First, ReGrade provides a service virtualization/mocking capability. ReGrade can observe the interactions between the primary service and its backing services. Then, for the secondary services under test, ReGrade can act as if it is the backing services by matching up the queries and providing the corresponding response. This allows a secondary test service to run without needing to also duplicate its entire backing environment.

Second, ReGrade provides a replay capability. Traffic going to and from an original service can be recorded and replayed at a later time when the original service is no longer running. Thus, a single service in an ecosystem can be tested by replaying both the front-end requests and the responses that it receives from the backing services. In the diagram below, a service is shown that has a backend SQL database. However, this can be generalized to any supported protocol such as other REST APIs, etc.



Figure 7. REGRADE IN AN ENVIRONMENT WITH BACKEND SERVICES

Can ReGrade test Functions as a Service (FaaS)?
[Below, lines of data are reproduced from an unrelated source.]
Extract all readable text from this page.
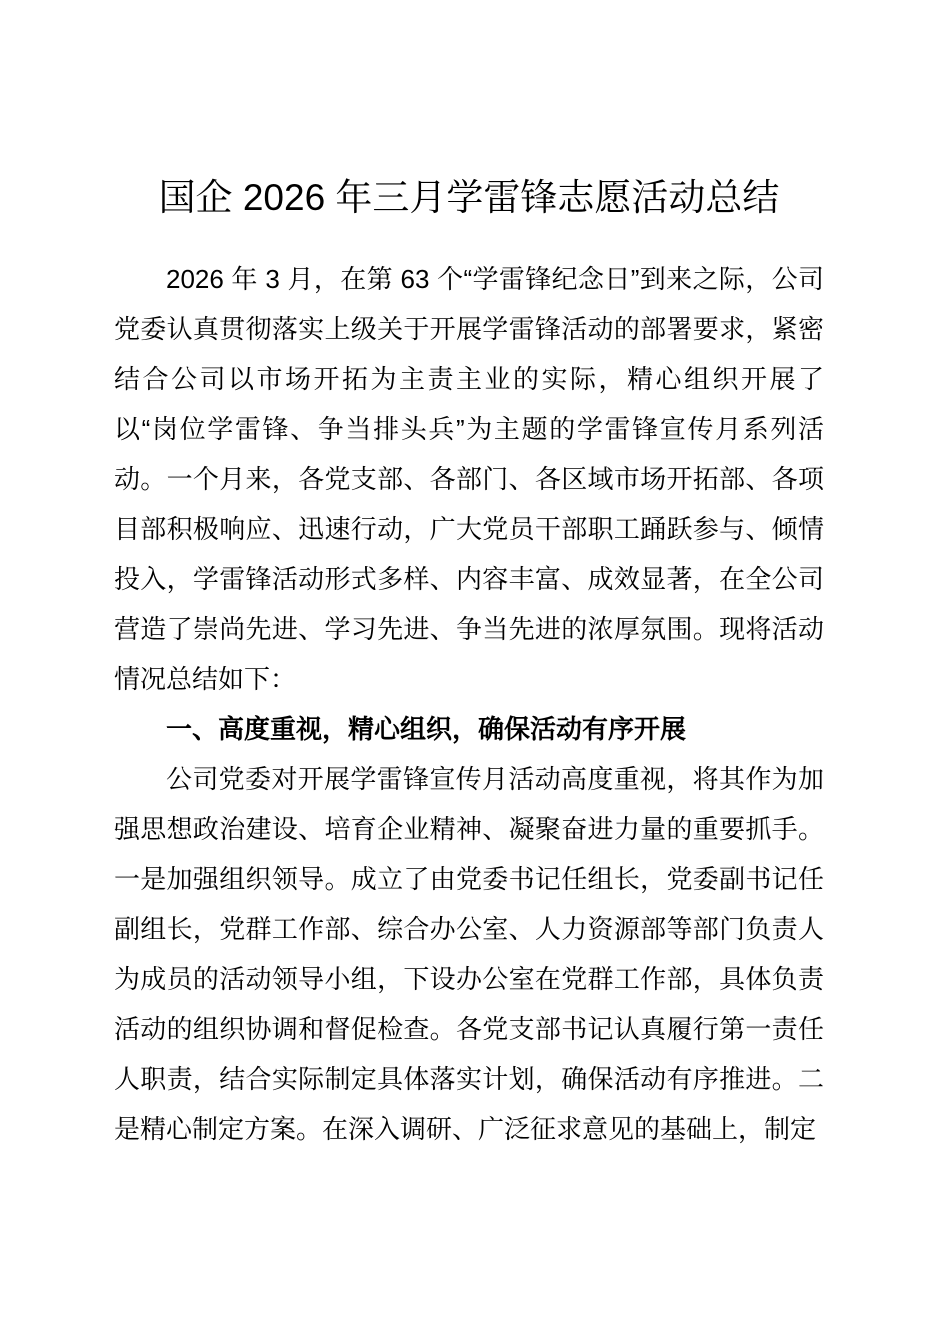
国企 2026 年三月学雷锋志愿活动总结

2026 年 3 月，在第 63 个“学雷锋纪念日”到来之际，公司党委认真贯彻落实上级关于开展学雷锋活动的部署要求，紧密结合公司以市场开拓为主责主业的实际，精心组织开展了以“岗位学雷锋、争当排头兵”为主题的学雷锋宣传月系列活动。一个月来，各党支部、各部门、各区域市场开拓部、各项目部积极响应、迅速行动，广大党员干部职工踊跃参与、倾情投入，学雷锋活动形式多样、内容丰富、成效显著，在全公司营造了崇尚先进、学习先进、争当先进的浓厚氛围。现将活动情况总结如下：

一、高度重视，精心组织，确保活动有序开展

公司党委对开展学雷锋宣传月活动高度重视，将其作为加强思想政治建设、培育企业精神、凝聚奋进力量的重要抓手。一是加强组织领导。成立了由党委书记任组长，党委副书记任副组长，党群工作部、综合办公室、人力资源部等部门负责人为成员的活动领导小组，下设办公室在党群工作部，具体负责活动的组织协调和督促检查。各党支部书记认真履行第一责任人职责，结合实际制定具体落实计划，确保活动有序推进。二是精心制定方案。在深入调研、广泛征求意见的基础上，制定
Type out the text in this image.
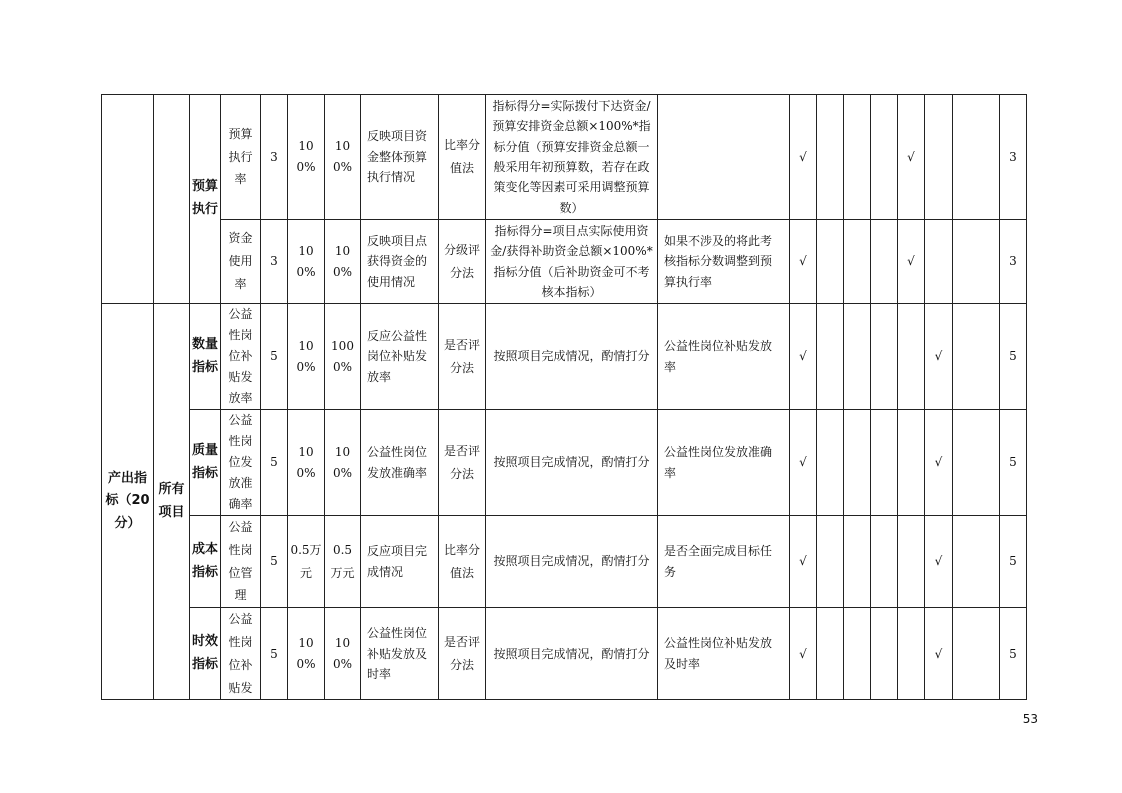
		预算执行	预算执行率	3	100%	100%	反映项目资金整体预算执行情况	比率分值法	指标得分=实际拨付下达资金/预算安排资金总额×100%*指标分值（预算安排资金总额一般采用年初预算数，若存在政策变化等因素可采用调整预算数）		√				√			3
			资金使用率	3	100%	100%	反映项目点获得资金的使用情况	分级评分法	指标得分=项目点实际使用资金/获得补助资金总额×100%*指标分值（后补助资金可不考核本指标）	如果不涉及的将此考核指标分数调整到预算执行率	√				√			3
产出指标（20分）	所有项目	数量指标	公益性岗位补贴发放率	5	100%	1000%	反应公益性岗位补贴发放率	是否评分法	按照项目完成情况，酌情打分	公益性岗位补贴发放率	√					√		5
		质量指标	公益性岗位发放准确率	5	100%	100%	公益性岗位发放准确率	是否评分法	按照项目完成情况，酌情打分	公益性岗位发放准确率	√					√		5
		成本指标	公益性岗位管理	5	0.5万元	0.5万元	反应项目完成情况	比率分值法	按照项目完成情况，酌情打分	是否全面完成目标任务	√					√		5
		时效指标	公益性岗位补贴发	5	100%	100%	公益性岗位补贴发放及时率	是否评分法	按照项目完成情况，酌情打分	公益性岗位补贴发放及时率	√					√		5
53
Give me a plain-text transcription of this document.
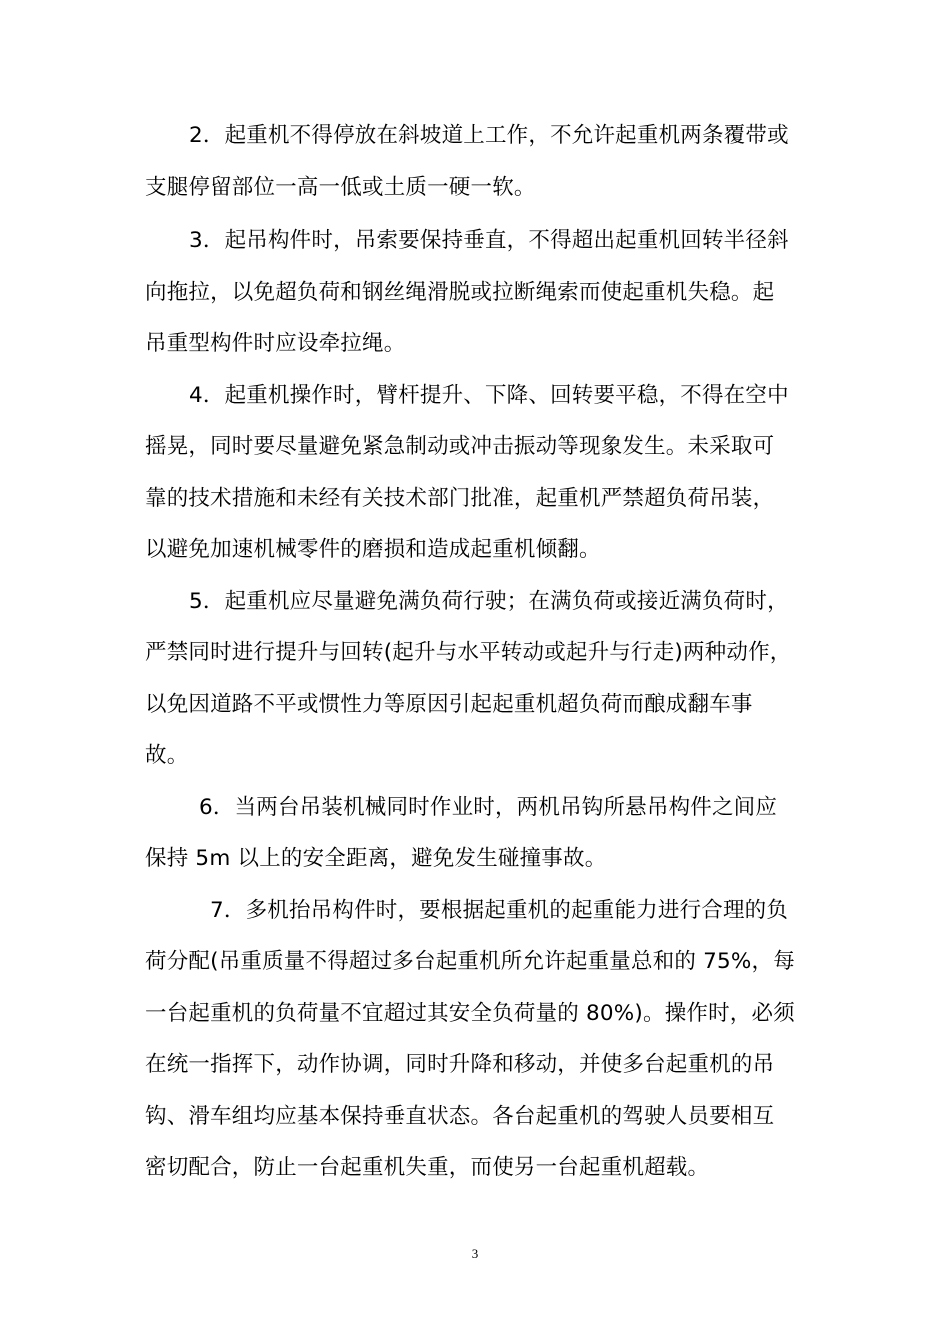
2．起重机不得停放在斜坡道上工作，不允许起重机两条覆带或
支腿停留部位一高一低或土质一硬一软。
3．起吊构件时，吊索要保持垂直，不得超出起重机回转半径斜
向拖拉，以免超负荷和钢丝绳滑脱或拉断绳索而使起重机失稳。起
吊重型构件时应设牵拉绳。
4．起重机操作时，臂杆提升、下降、回转要平稳，不得在空中
摇晃，同时要尽量避免紧急制动或冲击振动等现象发生。未采取可
靠的技术措施和未经有关技术部门批准，起重机严禁超负荷吊装，
以避免加速机械零件的磨损和造成起重机倾翻。
5．起重机应尽量避免满负荷行驶；在满负荷或接近满负荷时，
严禁同时进行提升与回转(起升与水平转动或起升与行走)两种动作，
以免因道路不平或惯性力等原因引起起重机超负荷而酿成翻车事
故。
6．当两台吊装机械同时作业时，两机吊钩所悬吊构件之间应
保持 5m 以上的安全距离，避免发生碰撞事故。
7．多机抬吊构件时，要根据起重机的起重能力进行合理的负
荷分配(吊重质量不得超过多台起重机所允许起重量总和的 75%，每
一台起重机的负荷量不宜超过其安全负荷量的 80%)。操作时，必须
在统一指挥下，动作协调，同时升降和移动，并使多台起重机的吊
钩、滑车组均应基本保持垂直状态。各台起重机的驾驶人员要相互
密切配合，防止一台起重机失重，而使另一台起重机超载。
3
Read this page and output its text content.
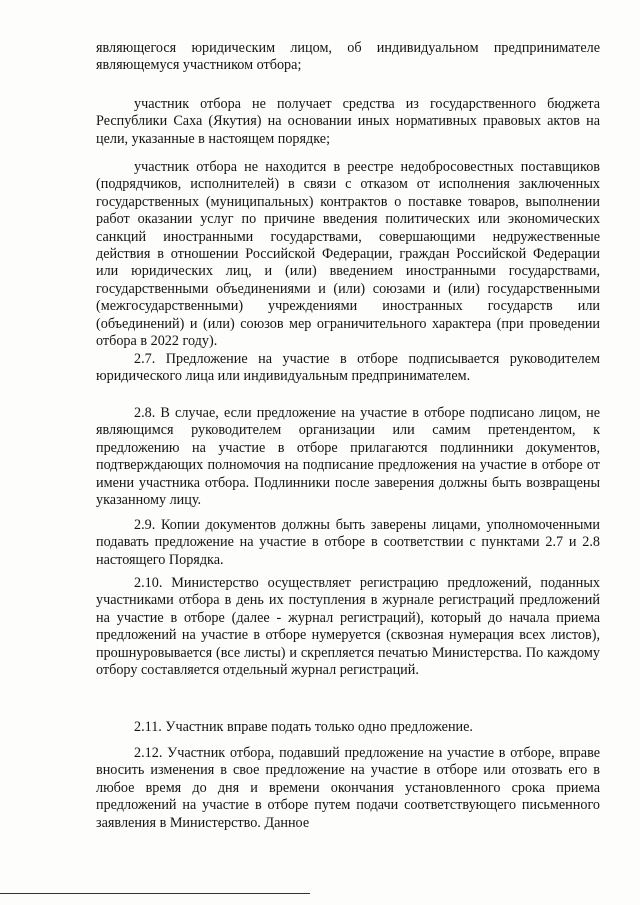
являющегося юридическим лицом, об индивидуальном предпринимателе являющемуся участником отбора;

участник отбора не получает средства из государственного бюджета Республики Саха (Якутия) на основании иных нормативных правовых актов на цели, указанные в настоящем порядке;

участник отбора не находится в реестре недобросовестных поставщиков (подрядчиков, исполнителей) в связи с отказом от исполнения заключенных государственных (муниципальных) контрактов о поставке товаров, выполнении работ оказании услуг по причине введения политических или экономических санкций иностранными государствами, совершающими недружественные действия в отношении Российской Федерации, граждан Российской Федерации или юридических лиц, и (или) введением иностранными государствами, государственными объединениями и (или) союзами и (или) государственными (межгосударственными) учреждениями иностранных государств или (объединений) и (или) союзов мер ограничительного характера (при проведении отбора в 2022 году).

2.7. Предложение на участие в отборе подписывается руководителем юридического лица или индивидуальным предпринимателем.

2.8. В случае, если предложение на участие в отборе подписано лицом, не являющимся руководителем организации или самим претендентом, к предложению на участие в отборе прилагаются подлинники документов, подтверждающих полномочия на подписание предложения на участие в отборе от имени участника отбора. Подлинники после заверения должны быть возвращены указанному лицу.

2.9. Копии документов должны быть заверены лицами, уполномоченными подавать предложение на участие в отборе в соответствии с пунктами 2.7 и 2.8 настоящего Порядка.

2.10. Министерство осуществляет регистрацию предложений, поданных участниками отбора в день их поступления в журнале регистраций предложений на участие в отборе (далее - журнал регистраций), который до начала приема предложений на участие в отборе нумеруется (сквозная нумерация всех листов), прошнуровывается (все листы) и скрепляется печатью Министерства. По каждому отбору составляется отдельный журнал регистраций.

2.11. Участник вправе подать только одно предложение.

2.12. Участник отбора, подавший предложение на участие в отборе, вправе вносить изменения в свое предложение на участие в отборе или отозвать его в любое время до дня и времени окончания установленного срока приема предложений на участие в отборе путем подачи соответствующего письменного заявления в Министерство. Данное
Yes. Functions are services that operate on network traffic as their inputs and outputs. ReGrade is deployed the same as it would be otherwise and configured with the host and port information to reach both the old and new versions of the function.

How does ReGrade handle known or expected changes to service behavior?

ReGrade has a rules and filtering system that allows developers or QA engineers to describe the changes they intend
to make to the new software release. Adding a new API call, modifying the set of HTTP headers, changing the
structure of a JSON document, or just upgrading libraries are all operations that the developer can describe before
release in terms of what they expect to change. When running their unit tests, they can verify before check-in that
they see the changes they intend to introduce and only those changes. Once this information is placed in the ReGrade
database it is available for use in all future test runs, both manual and automated. Because developers can input
their intentions early in the process, tests at later stages only document the relevant information about unintentional
changes.

ReGrade offers the advanced benefit that if more intensive testing later finds an unintended change in some part of
the product that the original developer did not test, that change will always be discovered. With this approach, test
failures can now occur even when no one anticipated a particular failure mode. Changes that were previously missed
because the specific test was not present are now detected because ReGrade discovered a change in software
behavior that was not intended by any of the developers.